Blanche, jeune femme du XVIIIe siècle, vient de prendre pour époux un noble de 50 ans. Un riche entrepreneur qui ne peut même pas lui consacrer sa nuit de noces. Blanche, toujours vierge, se retrouve quasiment prisonnière dans la vaste demeure de son époux, sur une île battue par les vents de l'Atlantique. Ses voisins, comme ses domestiques, sont exécrables avec elle. 

Seul Toumaï, esclave noir ramené en Europe par l'époux, ne dit pas du mal d'elle dans son dos. A cette époque, les Noirs étaient assimilés à du bétail. Pourtant Toumaï est beaucoup plus humain que n'importe quel insulaire. Blanche va rapidement s'en rendre compte et malgré la chape des interdits et des conventions, ils vont finir dans les bras l'un de l'autre. 

Superbe histoire d'amour, cette parabole sur l'intolérance est signée Thierry Chavant, un auteur mettant son dessin classique au service d'une intrigue forte.

« Blanche » (tome 1), Delcourt, 12,90 € 

samedi 27 juin 2009

BD - Tirs nourris à proximité de Naja


Le monde de Naja n'est fait que de souffrance, de blessures et de morts. Naja est tueuse. Elle travaille pour une mystérieuse organisation qui classe ses employés. Naja est numéro 3. Le personnage principal de ce troisième volet de ses aventures, c'est le numéro 2. Il a un contrat et compte bien le remplir : tuer le numéro 1. 
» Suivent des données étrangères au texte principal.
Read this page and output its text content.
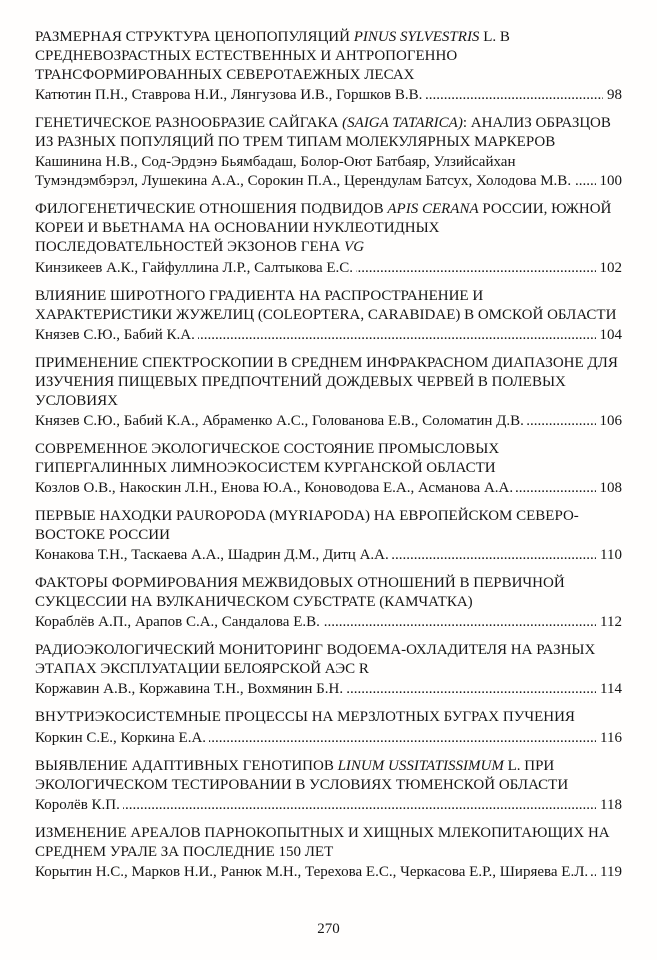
РАЗМЕРНАЯ СТРУКТУРА ЦЕНОПОПУЛЯЦИЙ PINUS SYLVESTRIS L. В СРЕДНЕВОЗРАСТНЫХ ЕСТЕСТВЕННЫХ И АНТРОПОГЕННО ТРАНСФОРМИРОВАННЫХ СЕВЕРОТАЕЖНЫХ ЛЕСАХ

Катютин П.Н., Ставрова Н.И., Лянгузова И.В., Горшков В.В. .....	98

ГЕНЕТИЧЕСКОЕ РАЗНООБРАЗИЕ САЙГАКА (SAIGA TATARICA): АНАЛИЗ ОБРАЗЦОВ ИЗ РАЗНЫХ ПОПУЛЯЦИЙ ПО ТРЕМ ТИПАМ МОЛЕКУЛЯРНЫХ МАРКЕРОВ

Кашинина Н.В., Сод-Эрдэнэ Бьямбадаш, Болор-Оют Батбаяр, Улзийсайхан Тумэндэмбэрэл, Лушекина А.А., Сорокин П.А., Церендулам Батсух, Холодова М.В. ..... 100

ФИЛОГЕНЕТИЧЕСКИЕ ОТНОШЕНИЯ ПОДВИДОВ APIS CERANA РОССИИ, ЮЖНОЙ КОРЕИ И ВЬЕТНАМА НА ОСНОВАНИИ НУКЛЕОТИДНЫХ ПОСЛЕДОВАТЕЛЬНОСТЕЙ ЭКЗОНОВ ГЕНА VG

Кинзикеев А.К., Гайфуллина Л.Р., Салтыкова Е.С. .....	102

ВЛИЯНИЕ ШИРОТНОГО ГРАДИЕНТА НА РАСПРОСТРАНЕНИЕ И ХАРАКТЕРИСТИКИ ЖУЖЕЛИЦ (COLEOPTERA, CARABIDAE) В ОМСКОЙ ОБЛАСТИ

Князев С.Ю., Бабий К.А. .....	104

ПРИМЕНЕНИЕ СПЕКТРОСКОПИИ В СРЕДНЕМ ИНФРАКРАСНОМ ДИАПАЗОНЕ ДЛЯ ИЗУЧЕНИЯ ПИЩЕВЫХ ПРЕДПОЧТЕНИЙ ДОЖДЕВЫХ ЧЕРВЕЙ В ПОЛЕВЫХ УСЛОВИЯХ

Князев С.Ю., Бабий К.А., Абраменко А.С., Голованова Е.В., Соломатин Д.В. .....	106

СОВРЕМЕННОЕ ЭКОЛОГИЧЕСКОЕ СОСТОЯНИЕ ПРОМЫСЛОВЫХ ГИПЕРГАЛИННЫХ ЛИМНОЭКОСИСТЕМ КУРГАНСКОЙ ОБЛАСТИ

Козлов О.В., Накоскин Л.Н., Енова Ю.А., Коноводова Е.А., Асманова А.А. .....	108

ПЕРВЫЕ НАХОДКИ PAUROPODA (MYRIAPODA) НА ЕВРОПЕЙСКОМ СЕВЕРО-ВОСТОКЕ РОССИИ

Конакова Т.Н., Таскаева А.А., Шадрин Д.М., Дитц А.А. .....	110

ФАКТОРЫ ФОРМИРОВАНИЯ МЕЖВИДОВЫХ ОТНОШЕНИЙ В ПЕРВИЧНОЙ СУКЦЕССИИ НА ВУЛКАНИЧЕСКОМ СУБСТРАТЕ (КАМЧАТКА)

Кораблёв А.П., Арапов С.А., Сандалова Е.В. .....	112

РАДИОЭКОЛОГИЧЕСКИЙ МОНИТОРИНГ ВОДОЕМА-ОХЛАДИТЕЛЯ НА РАЗНЫХ ЭТАПАХ ЭКСПЛУАТАЦИИ БЕЛОЯРСКОЙ АЭС R

Коржавин А.В., Коржавина Т.Н., Вохмянин Б.Н. .....	114

ВНУТРИЭКОСИСТЕМНЫЕ ПРОЦЕССЫ НА МЕРЗЛОТНЫХ БУГРАХ ПУЧЕНИЯ

Коркин С.Е., Коркина Е.А. .....	116

ВЫЯВЛЕНИЕ АДАПТИВНЫХ ГЕНОТИПОВ LINUM USSITATISSIMUM L. ПРИ ЭКОЛОГИЧЕСКОМ ТЕСТИРОВАНИИ В УСЛОВИЯХ ТЮМЕНСКОЙ ОБЛАСТИ

Королёв К.П. .....	118

ИЗМЕНЕНИЕ АРЕАЛОВ ПАРНОКОПЫТНЫХ И ХИЩНЫХ МЛЕКОПИТАЮЩИХ НА СРЕДНЕМ УРАЛЕ ЗА ПОСЛЕДНИЕ 150 ЛЕТ

Корытин Н.С., Марков Н.И., Ранюк М.Н., Терехова Е.С., Черкасова Е.Р., Ширяева Е.Л. ..... 119

270
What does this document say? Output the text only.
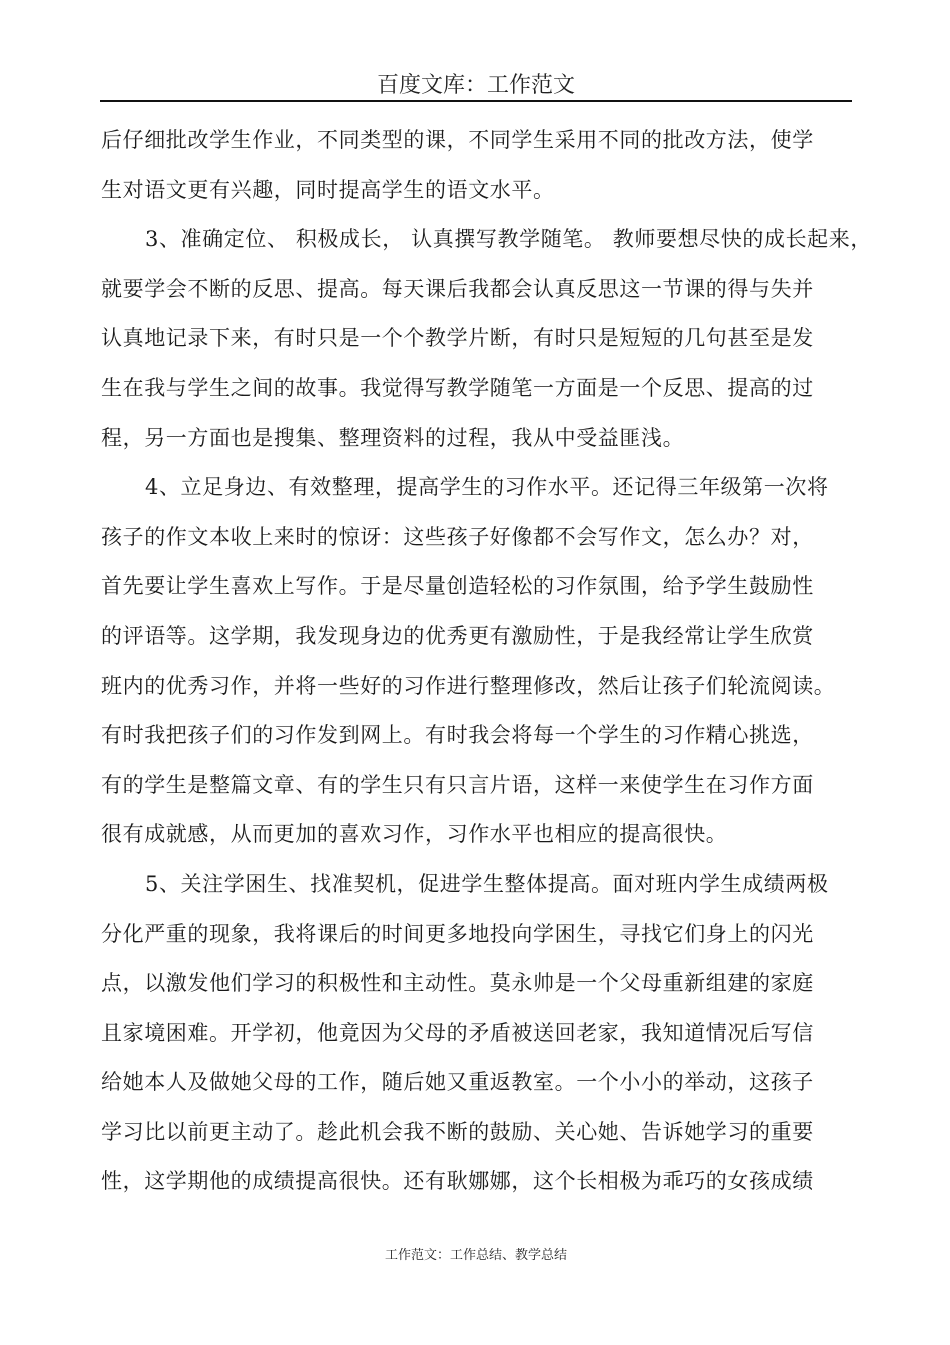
百度文库：工作范文
后仔细批改学生作业，不同类型的课，不同学生采用不同的批改方法，使学
生对语文更有兴趣，同时提高学生的语文水平。
3、准确定位、 积极成长， 认真撰写教学随笔。 教师要想尽快的成长起来，
就要学会不断的反思、提高。每天课后我都会认真反思这一节课的得与失并
认真地记录下来，有时只是一个个教学片断，有时只是短短的几句甚至是发
生在我与学生之间的故事。我觉得写教学随笔一方面是一个反思、提高的过
程，另一方面也是搜集、整理资料的过程，我从中受益匪浅。
4、立足身边、有效整理，提高学生的习作水平。还记得三年级第一次将
孩子的作文本收上来时的惊讶：这些孩子好像都不会写作文，怎么办？对，
首先要让学生喜欢上写作。于是尽量创造轻松的习作氛围，给予学生鼓励性
的评语等。这学期，我发现身边的优秀更有激励性，于是我经常让学生欣赏
班内的优秀习作，并将一些好的习作进行整理修改，然后让孩子们轮流阅读。
有时我把孩子们的习作发到网上。有时我会将每一个学生的习作精心挑选，
有的学生是整篇文章、有的学生只有只言片语，这样一来使学生在习作方面
很有成就感，从而更加的喜欢习作，习作水平也相应的提高很快。
5、关注学困生、找准契机，促进学生整体提高。面对班内学生成绩两极
分化严重的现象，我将课后的时间更多地投向学困生，寻找它们身上的闪光
点，以激发他们学习的积极性和主动性。莫永帅是一个父母重新组建的家庭
且家境困难。开学初，他竟因为父母的矛盾被送回老家，我知道情况后写信
给她本人及做她父母的工作，随后她又重返教室。一个小小的举动，这孩子
学习比以前更主动了。趁此机会我不断的鼓励、关心她、告诉她学习的重要
性，这学期他的成绩提高很快。还有耿娜娜，这个长相极为乖巧的女孩成绩
工作范文：工作总结、教学总结
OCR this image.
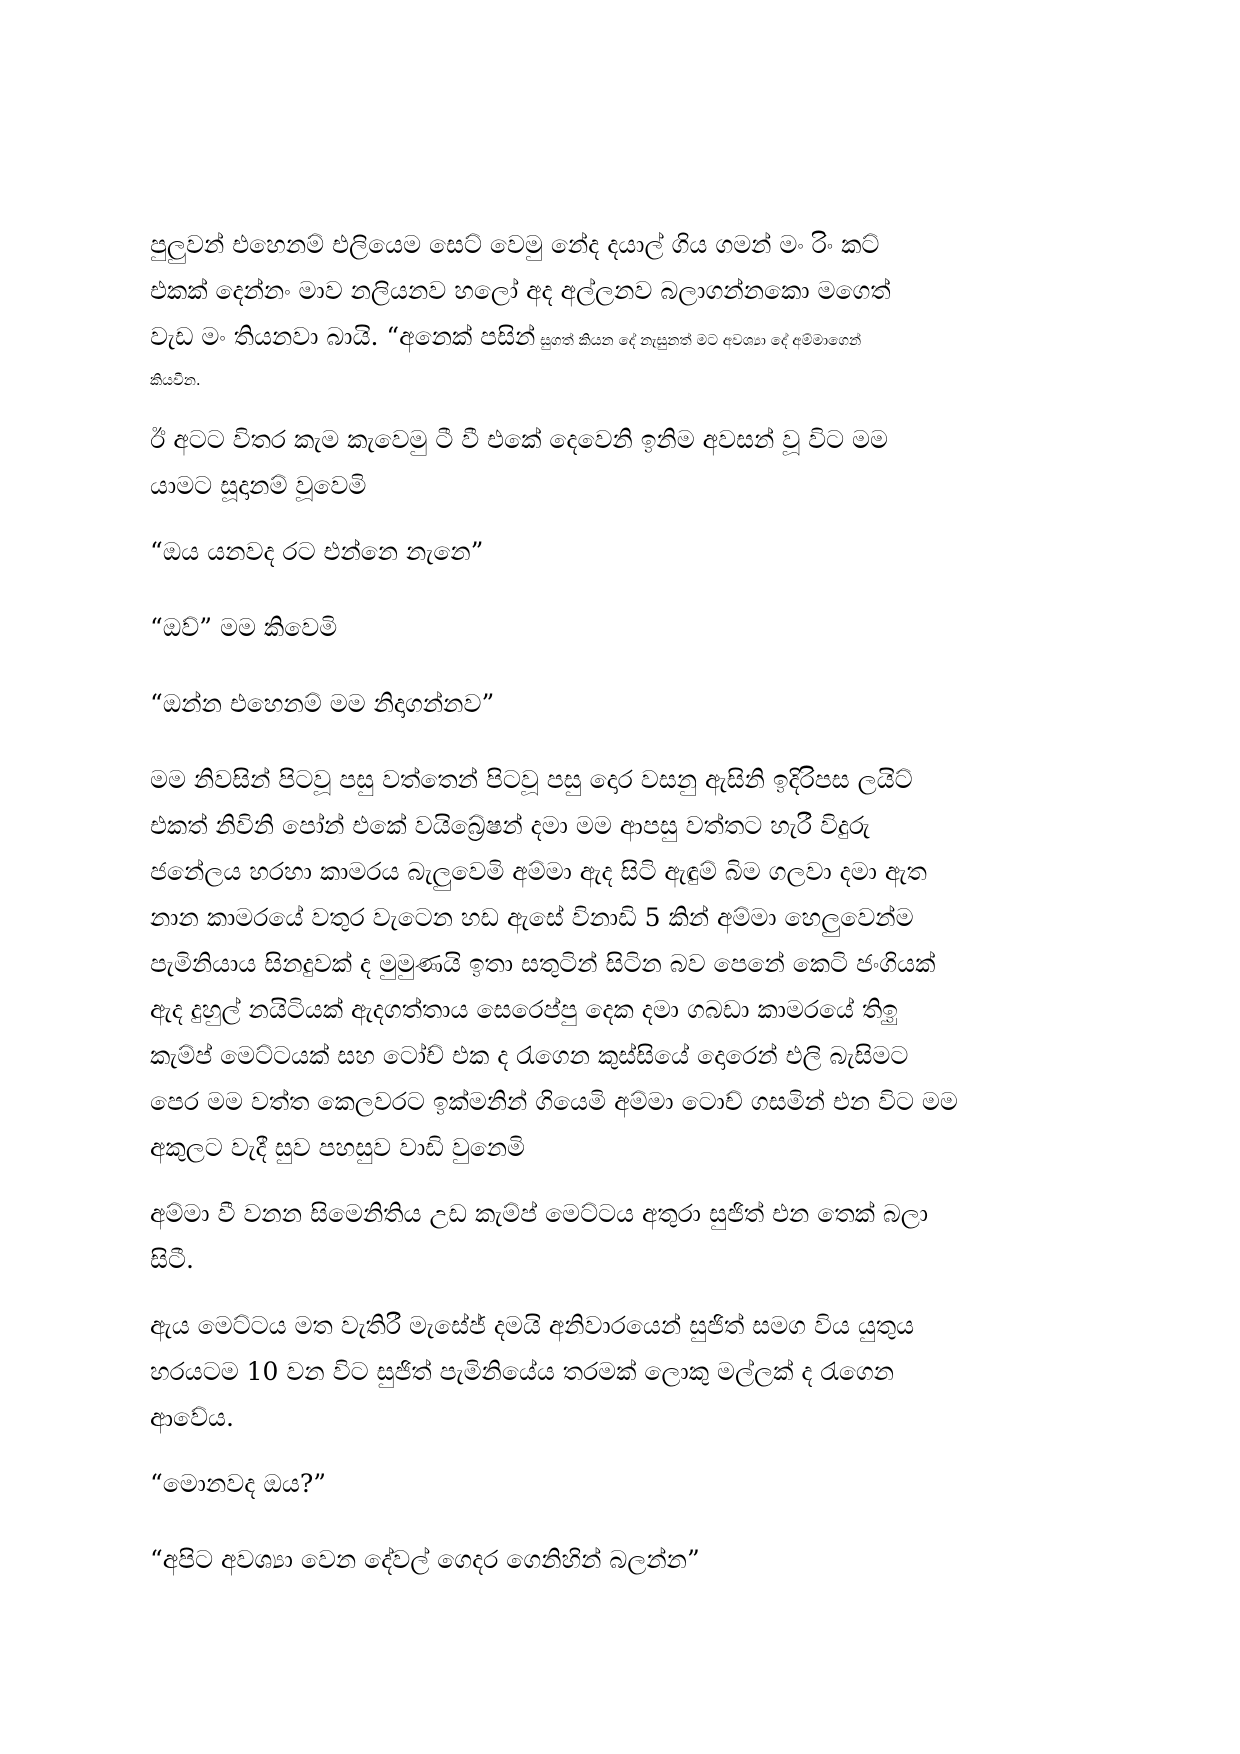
පුලුවන් එහෙනම් එලියෙම සෙට් වෙමු නේද දයාල් ගිය ගමන් මං රිං කට්
එකක් දෙන්නං මාව නලියනව හලෝ අද අල්ලනව බලාගන්නකො මගෙත්
වැඩ මං තියනවා බායි. “අනෙක් පසින් සුගත් කියන දේ නැසුනත් මට අවශ්‍යා දේ අම්මාගෙන්
කියවීන.

ඊ අටට විතර කැම කැවෙමු ටී වී එකේ දෙවෙනි ඉනිම අවසන් වූ විට මම
යාමට සූදානම් වූවෙමි

“ඔය යනවද රට එන්නෙ නැනෙ”

“ඔව්” මම කිවෙමි

“ඔන්න එහෙනම් මම නිදාගන්නව”

මම නිවසින් පිටවූ පසු වත්තෙන් පිටවූ පසු දොර වසනු ඇසිනි ඉදිරිපස ලයිට්
එකත් නිවිනි පෝන් එකේ වයිබ්‍රේෂන් දමා මම ආපසු වත්තට හැරී විදුරු
ජනේලය හරහා කාමරය බැලුවෙමි අම්මා ඇද සිටි ඇඳුම් බිම ගලවා දමා ඇත
නාන කාමරයේ වතුර වැටෙන හඩ ඇසේ විනාඩි 5 කින් අම්මා හෙලුවෙන්ම
පැමිනියාය සිනදුවක් ද මුමුණයි ඉතා සතුටින් සිටින බව පෙනේ කෙටි ජංගියක්
ඇද දුහුල් නයිටියක් ඇදගත්තාය සෙරෙප්පු දෙක දමා ගබඩා කාමරයේ තිඉු
කැම්ප් මෙට්ටයක් සහ ටෝච් එක ද රැගෙන කුස්සියේ දොරෙන් එලි බැසිමට
පෙර මම වත්ත කෙලවරට ඉක්මනින් ගියෙමි අම්මා ටොච් ගසමින් එන විට මම
අකුලට වැදී සුව පහසුව වාඩි වුනෙමි

අම්මා වී වනන සිමෙනිතිය උඩ කැම්ප් මෙට්ටය අතුරා සුජිත් එන තෙක් බලා
සිටී.

ඇය මෙට්ටය මත වැතිරී මැසේජ් දමයි අනිවාරයෙන් සුජිත් සමග විය යුතුය
හරයටම 10 වන විට සුජිත් පැමිනියේය තරමක් ලොකු මල්ලක් ද රැගෙන
ආවේය.

“මොනවද ඔය?”

“අපිට අවශ්‍යා වෙන දේවල් ගෙදර ගෙනිහින් බලන්න”
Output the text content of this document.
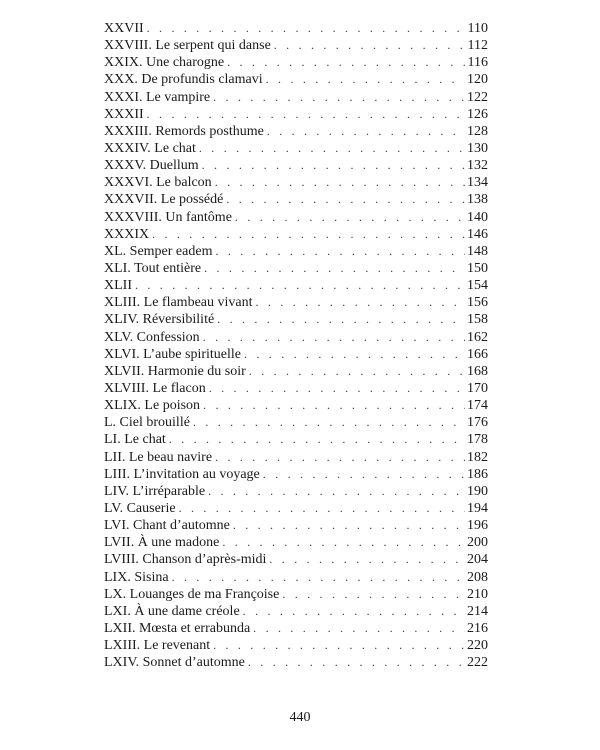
XXVII . . .	110
XXVIII. Le serpent qui danse . . .	112
XXIX. Une charogne . . .	116
XXX. De profundis clamavi . . .	120
XXXI. Le vampire . . .	122
XXXII . . .	126
XXXIII. Remords posthume . . .	128
XXXIV. Le chat . . .	130
XXXV. Duellum . . .	132
XXXVI. Le balcon . . .	134
XXXVII. Le possédé . . .	138
XXXVIII. Un fantôme . . .	140
XXXIX . . .	146
XL. Semper eadem . . .	148
XLI. Tout entière . . .	150
XLII . . .	154
XLIII. Le flambeau vivant . . .	156
XLIV. Réversibilité . . .	158
XLV. Confession . . .	162
XLVI. L’aube spirituelle . . .	166
XLVII. Harmonie du soir . . .	168
XLVIII. Le flacon . . .	170
XLIX. Le poison . . .	174
L. Ciel brouillé . . .	176
LI. Le chat . . .	178
LII. Le beau navire . . .	182
LIII. L’invitation au voyage . . .	186
LIV. L’irréparable . . .	190
LV. Causerie . . .	194
LVI. Chant d’automne . . .	196
LVII. À une madone . . .	200
LVIII. Chanson d’après-midi . . .	204
LIX. Sisina . . .	208
LX. Louanges de ma Françoise . . .	210
LXI. À une dame créole . . .	214
LXII. Mœsta et errabunda . . .	216
LXIII. Le revenant . . .	220
LXIV. Sonnet d’automne . . .	222
440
Pas pour prendre sa place. Simplement pour faire ce pour quoi on le paie. Sans se poser de questions sur le nom du commanditaire ou la raison de l'élimination. Dessinée par Bengal, cette BD est atypique. Quasiment pas de dialogue, mais un texte narratif lancinant, froid. A l'image des trois tueurs lancés les uns contre les autres. 

Morvan signe certainement sa meilleure série, très littéraire et psychologique, même si cela ne cesse de tirer ou découper à chaque coin de case. Le lecteur est comme hypnotisé par cet univers, notamment celui de Naja, la tueuse qui ne fait pas la différence entre souffrance et orgasme.

« Naja » (tome 3), Dargaud, 13,50 € 

vendredi 26 juin 2009

Roman - Confidentialité assurée


Inspectrice de fidélité, tel est le métier de Jennifer Hunter. Elle est engagée par des femmes soupçonneuses et tend des pièges aux maris supposés volages. Ce roman de Jessica Brody, jeune Américaine par ailleurs scénariste, est en cours d'adaptation en série télévisée. Il est vrai que l'infidélité est un filon sans fin. D'autant que les scènes sexy sont nombreuses, Jennifer payant de sa personne pour coincer les fautifs.

L'extrait : « Sans cesser de m'embrasser, il m'a retiré ma veste. Puis il s'est attaqué à mon chemisier, un bouton après l'autre. Je n'ai pas protesté. Le chemisier a glissé et la vue de mon balconnet en dentelle bleu lavande lui a arraché un soupir comblé. Naturellement, c'était flatteur. Comment est-ce qu'il en aurait été autrement ? » (Fleuve Noir, 18,90 €) 

jeudi 25 juin 2009

Roman - Le jade et le rubis


Kate Furnivall, pour son premier roman, signe un pavé de près de 500 pages alliant souffle historique, dépaysement et amour impossible. Chassée de Russie par les Bolchéviques, Valentine se réfugie en Chine en compagnie de sa fille Lydia. Une belle adolescente de 15 ans qui va rencontrer l'amour dans une venelle des bas-fonds de la ville. Coup de foudre pour Chang An Lo, révolutionnaire intrépide ayant choisi le camp de Mao. Sur fond de révolution, les deux amoureux vont devoir choisir entre leur conscience de classe et cet amour absolu.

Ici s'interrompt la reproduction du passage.